Vas-y Septimo qu’est-ce que t’as, avait dit Lourenço. On n’a même plus le droit de rigoler c’est ça ?

Septimo s’était étiré sur son bout de mur.

J’en peux plus de ses conneries.

Vas-y Sékou il a le droit de parler quand même, avait fait Pitche.

Septimo s’était levé. Les autres l’avaient regardé descendre les marches pour s’en aller.

T’es grave mon pote.

C’est vous qui êtes graves.

Il avait disparu au coin de la rue.

Il est grave, avait dit Lourenço.

Qu’est-ce que ça peut foutre, avait dit Sékou. Laissez.

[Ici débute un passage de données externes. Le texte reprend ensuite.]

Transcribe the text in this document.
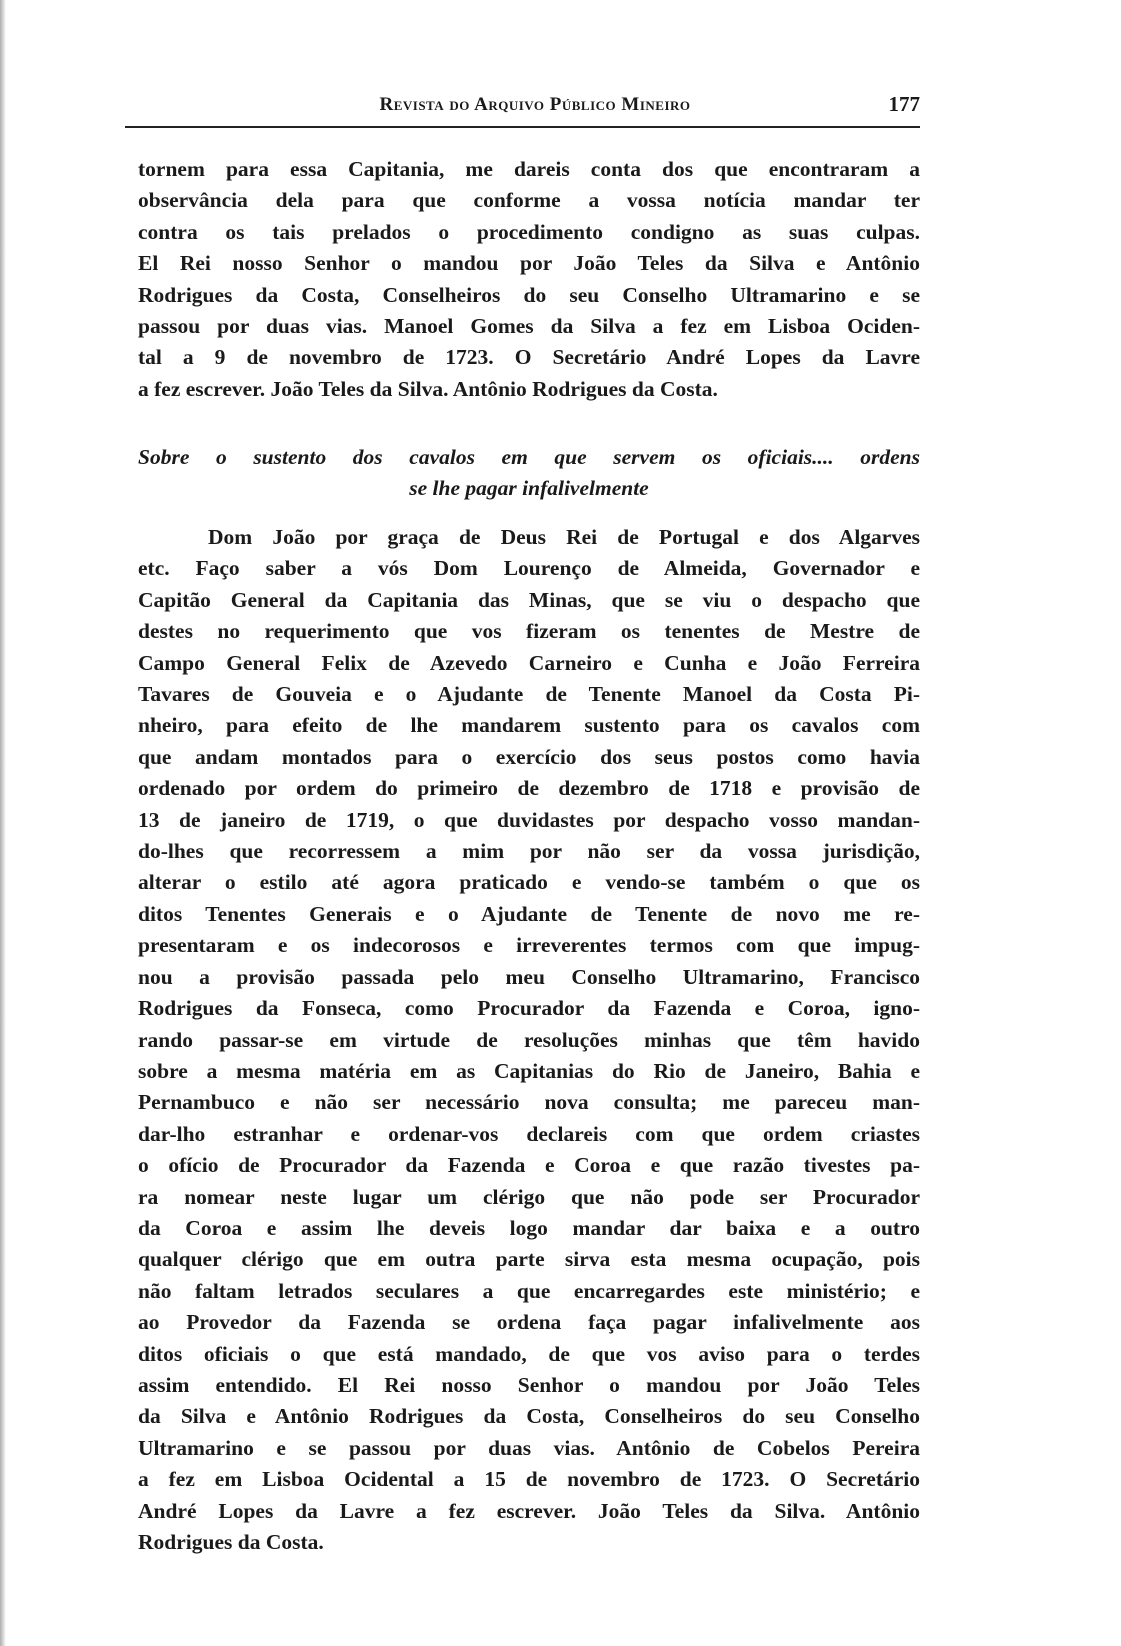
Revista do Arquivo Público Mineiro	177
tornem para essa Capitania, me dareis conta dos que encontraram a
observância dela para que conforme a vossa notícia mandar ter
contra os tais prelados o procedimento condigno as suas culpas.
El Rei nosso Senhor o mandou por João Teles da Silva e Antônio
Rodrigues da Costa, Conselheiros do seu Conselho Ultramarino e se
passou por duas vias. Manoel Gomes da Silva a fez em Lisboa Ociden-
tal a 9 de novembro de 1723. O Secretário André Lopes da Lavre
a fez escrever. João Teles da Silva. Antônio Rodrigues da Costa.
Sobre o sustento dos cavalos em que servem os oficiais.... ordens
se lhe pagar infalivelmente
Dom João por graça de Deus Rei de Portugal e dos Algarves
etc. Faço saber a vós Dom Lourenço de Almeida, Governador e
Capitão General da Capitania das Minas, que se viu o despacho que
destes no requerimento que vos fizeram os tenentes de Mestre de
Campo General Felix de Azevedo Carneiro e Cunha e João Ferreira
Tavares de Gouveia e o Ajudante de Tenente Manoel da Costa Pi-
nheiro, para efeito de lhe mandarem sustento para os cavalos com
que andam montados para o exercício dos seus postos como havia
ordenado por ordem do primeiro de dezembro de 1718 e provisão de
13 de janeiro de 1719, o que duvidastes por despacho vosso mandan-
do-lhes que recorressem a mim por não ser da vossa jurisdição,
alterar o estilo até agora praticado e vendo-se também o que os
ditos Tenentes Generais e o Ajudante de Tenente de novo me re-
presentaram e os indecorosos e irreverentes termos com que impug-
nou a provisão passada pelo meu Conselho Ultramarino, Francisco
Rodrigues da Fonseca, como Procurador da Fazenda e Coroa, igno-
rando passar-se em virtude de resoluções minhas que têm havido
sobre a mesma matéria em as Capitanias do Rio de Janeiro, Bahia e
Pernambuco e não ser necessário nova consulta; me pareceu man-
dar-lho estranhar e ordenar-vos declareis com que ordem criastes
o ofício de Procurador da Fazenda e Coroa e que razão tivestes pa-
ra nomear neste lugar um clérigo que não pode ser Procurador
da Coroa e assim lhe deveis logo mandar dar baixa e a outro
qualquer clérigo que em outra parte sirva esta mesma ocupação, pois
não faltam letrados seculares a que encarregardes este ministério; e
ao Provedor da Fazenda se ordena faça pagar infalivelmente aos
ditos oficiais o que está mandado, de que vos aviso para o terdes
assim entendido. El Rei nosso Senhor o mandou por João Teles
da Silva e Antônio Rodrigues da Costa, Conselheiros do seu Conselho
Ultramarino e se passou por duas vias. Antônio de Cobelos Pereira
a fez em Lisboa Ocidental a 15 de novembro de 1723. O Secretário
André Lopes da Lavre a fez escrever. João Teles da Silva. Antônio
Rodrigues da Costa.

Si ça se trouve en plus c’est celui de Nunu que tu rachètes, avait dit Pitche.

Laisse.

Si ça se trouve t’as même pas besoin de le racheter, Nunu je suis sûr qu’il te le file.

Laisse je te dis Pitche.

Qu’est-ce qu’il s’en fout Nunu. Dès qu’il en a un nouveau je suis sûr qu’il te refile l’ancien. Il est pas con Nunu, il va pas en garder deux.

Ça c’est sûr, avait dit Sékou. Deux pour quoi faire. Pour aller tous les jours courir après ses dix mille là ? Nunu c’est pas Bodian.

Qu’est-ce qu’il vous a fait Bodian, avait dit Couto en rigolant.

Tu l’as pas vu courir toute la journée après ses chauffeurs là ? avait dit Pitche.

Est-ce qu’il n’en a pas cinq à lui tout seul, de taxis, avait dit Lourenço.

Six, avait dit Sékou. Il en a six.

Six putain, le salaud.

Quand même pas six, avait dit Couto en se marrant.

Il en a six je te jure, avait dit Sékou.

Est-ce que tu l’as pas vu toute la journée là courir après ses chauffeurs pour toucher ses dix mille dix mille, avait dit Pitche. A soixante-dix ans, attends. Et les autres qui se foutent de sa gueule, qui toute la journée l’évitent, démarrent au quart de tour dès qu’ils l’aperçoivent.

Vous allez pas le plaindre, avait dit Couto.

Sérieux ils se foutent de sa gueule, avait dit Lourenço.

Attendez, vous allez pas le plaindre de pas toucher tous les jours ses soixante mille sur le dos des autres, avait dit Couto.

On le plaint pas, on dit juste que les gars se foutent de lui.

Ils se foutent de sa gueule grave, avait dit José Pedro.

À la réflexion ce n’était pas vrai que le monde des taxis se divisait en deux engeances : il se divisait en trois. Les chauffeurs locataires et leur éternelle condition d’exploités, capables à l’occasion, c’était incontestable, de filouteries sans lesquelles ils seraient depuis longtemps tous morts comme des rats. La race enviable, ensuite, de ceux qui non seulement possédaient un taxi mais avaient la sagesse de le conduire eux-mêmes. Enfin la caste des multipropriétaires assis dans leur canapé, dont les voitures écumaient la ville comme autant de machines à fric, mais qui à intervalles réguliers payaient leur prospérité d’un épuisement nerveux proche de la dépression. Le sort de ceux-là était à peine moins cruel que celui des simples chauffeurs. Si vous cherchiez dans la ville un vrai malade d’angoisse, un personnage sincèrement convaincu d’être le dindon de la terre entière, alors vous n’aviez qu’à venir trouver un multipropriétaire de taxis.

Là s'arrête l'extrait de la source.